Car l’objectif de permettre la « compensation » du handicap, l’un des deux piliers de la loi du 11 février 2005, « n’est pas totalement réalisé ». Le constat est formulé par Marie-Pierre Richer, de la commission des affaires sociales du Sénat. Notamment, « il y a encore une limite d’âge à la prestation de compensation du handicap (PCH) » qui oblige à basculer vers l’allocation personnalisée d’autonomie (APA) à 60 ans. « Il faut une réflexion sur l’articulation des prestations », estime la sénatrice, qui pointe aussi la hausse constante « des dépenses de PCH » qui « met les départements en difficulté financière ».

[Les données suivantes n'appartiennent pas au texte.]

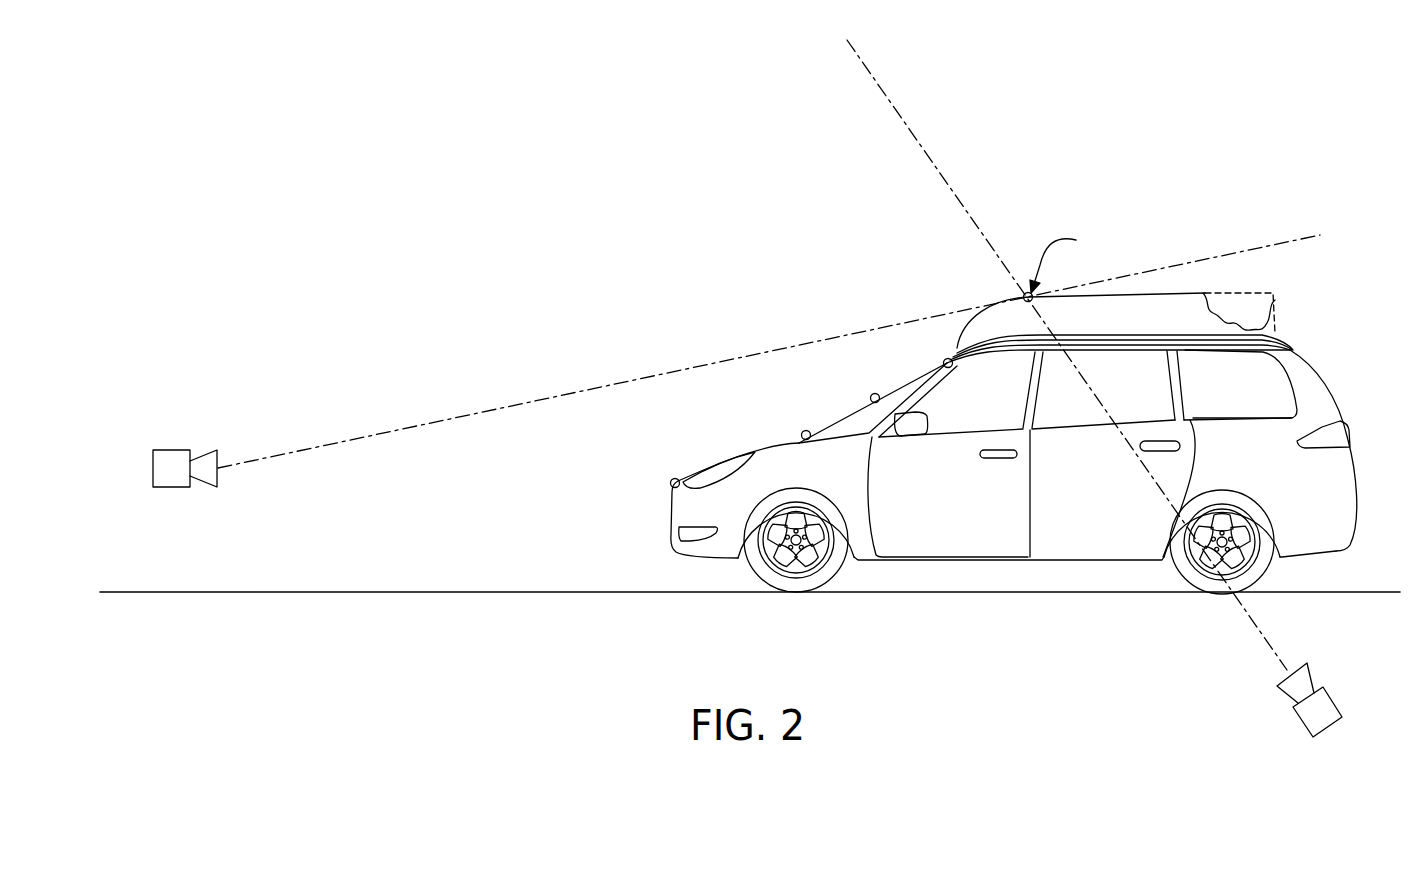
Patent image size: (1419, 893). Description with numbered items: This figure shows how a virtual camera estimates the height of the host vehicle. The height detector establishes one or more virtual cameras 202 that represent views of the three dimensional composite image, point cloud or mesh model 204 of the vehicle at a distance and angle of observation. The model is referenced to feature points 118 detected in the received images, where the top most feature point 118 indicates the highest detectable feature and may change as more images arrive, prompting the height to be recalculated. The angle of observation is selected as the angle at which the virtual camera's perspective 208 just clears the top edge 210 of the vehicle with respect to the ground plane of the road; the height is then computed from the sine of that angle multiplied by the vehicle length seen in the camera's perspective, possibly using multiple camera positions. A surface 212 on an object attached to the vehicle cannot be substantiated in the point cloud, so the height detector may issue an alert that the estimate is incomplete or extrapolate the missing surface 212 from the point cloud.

Marie-Pierre Richer souligne encore « la complexité » d’accès à la PCH « enfant », dont elle aimerait voir « simplifier les règles », et note que malgré les prestations, « le handicap reste un facteur de pauvreté ».
En outre, le fonctionnement des Maisons départementales des personnes handicapées (MDPH), vingt ans après leur création, laisse encore à désirer. La sénatrice Chantal Deseyne mentionne la « complexité des démarches », des « formulaires », et des courriers « incompréhensibles », qu’il faut absolument « simplifier ».

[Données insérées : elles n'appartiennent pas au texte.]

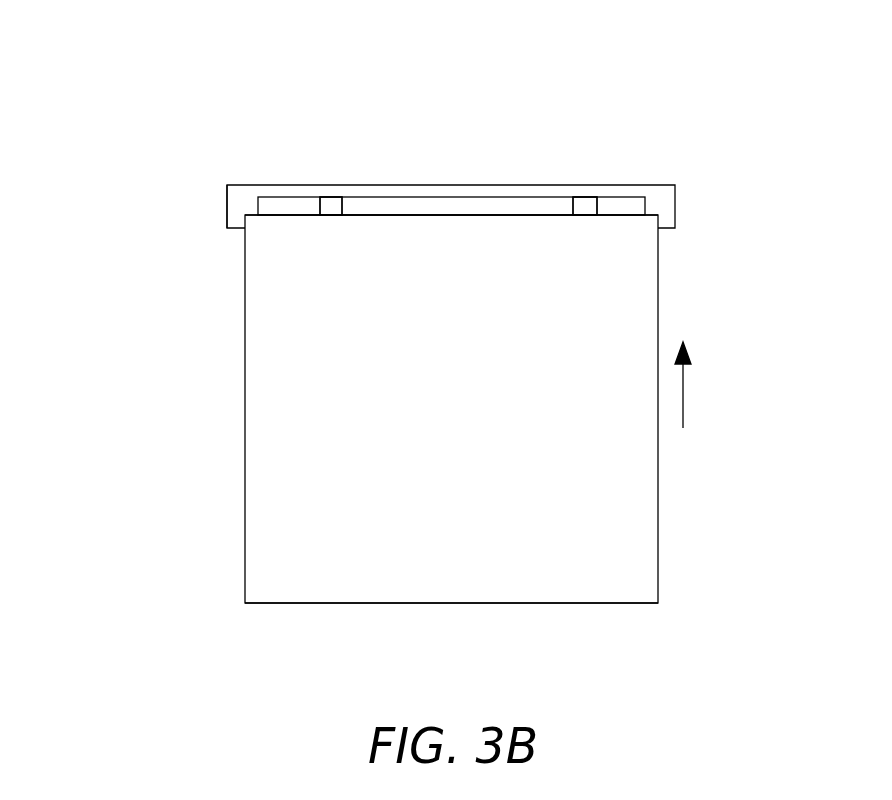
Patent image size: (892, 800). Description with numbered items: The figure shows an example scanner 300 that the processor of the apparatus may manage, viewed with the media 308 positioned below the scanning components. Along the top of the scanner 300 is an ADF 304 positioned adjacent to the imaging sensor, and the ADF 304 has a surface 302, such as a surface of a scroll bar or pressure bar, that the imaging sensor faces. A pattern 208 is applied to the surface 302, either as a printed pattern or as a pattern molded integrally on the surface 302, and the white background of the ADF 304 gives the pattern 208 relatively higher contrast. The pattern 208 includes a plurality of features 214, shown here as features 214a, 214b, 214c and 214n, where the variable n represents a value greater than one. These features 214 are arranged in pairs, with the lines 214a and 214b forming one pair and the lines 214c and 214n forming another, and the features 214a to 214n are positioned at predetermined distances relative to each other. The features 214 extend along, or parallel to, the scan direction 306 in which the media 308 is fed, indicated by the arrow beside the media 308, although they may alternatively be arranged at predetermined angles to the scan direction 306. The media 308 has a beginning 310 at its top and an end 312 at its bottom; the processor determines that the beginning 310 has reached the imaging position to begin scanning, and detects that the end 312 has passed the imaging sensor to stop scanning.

The scanner 300 is at (100, 84).
The surface 302 is at (238, 212).
The ADF 304 is at (236, 206).
The pattern 208 is at (256, 199).
The features 214 is at (458, 121).
The feature 214a is at (320, 208).
The feature 214b is at (342, 208).
The feature 214c is at (573, 207).
The feature 214n is at (628, 169).
The scan direction 306 is at (684, 390).
The media 308 is at (470, 436).
The beginning of the media 310 is at (432, 216).
The end of the media 312 is at (405, 605).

Elle appelle également à « réduire les délais de traitement » – qui sont de 4 mois et demi en moyenne mais atteignent 6 mois, voire 10 dans certains départements –, et à « harmoniser les pratiques des MDPH ». Un début de réponse est apporté, relève-t-elle toutefois, avec « l’aide au remplissage des dossiers », et « la mission d’appui de la Caisse nationale de solidarité pour l’autonomie (CNSA) » pour les MDPH les plus en difficulté.
Améliorer l’emploi et la scolarisation
Concernant l’obligation d’emploi des travailleurs handicapés (OETH), étendue au secteur public en 2005, « on est arrivés à 5,6 % dans le secteur public et plus de 6 % dans les collectivités locales », indique la sénatrice Corinne Féret, à la commission des affaires sociales. Les collectivités sont donc de bonnes élèves par rapport au privé, où ce taux plafonne à 3,6 %. Néanmoins, le handicap reste « le premier motif de saisine de la Défenseure des droits », souligne Marie Mercier, de la commission des lois.
La scolarisation aussi a beaucoup progressé puisqu’en vingt ans, on est passé « de 150 000 à 500 000 enfants handicapés scolarisés », le nombre d’accompagnants d’élèves en situation de handicap (AESH) augmentant chaque année.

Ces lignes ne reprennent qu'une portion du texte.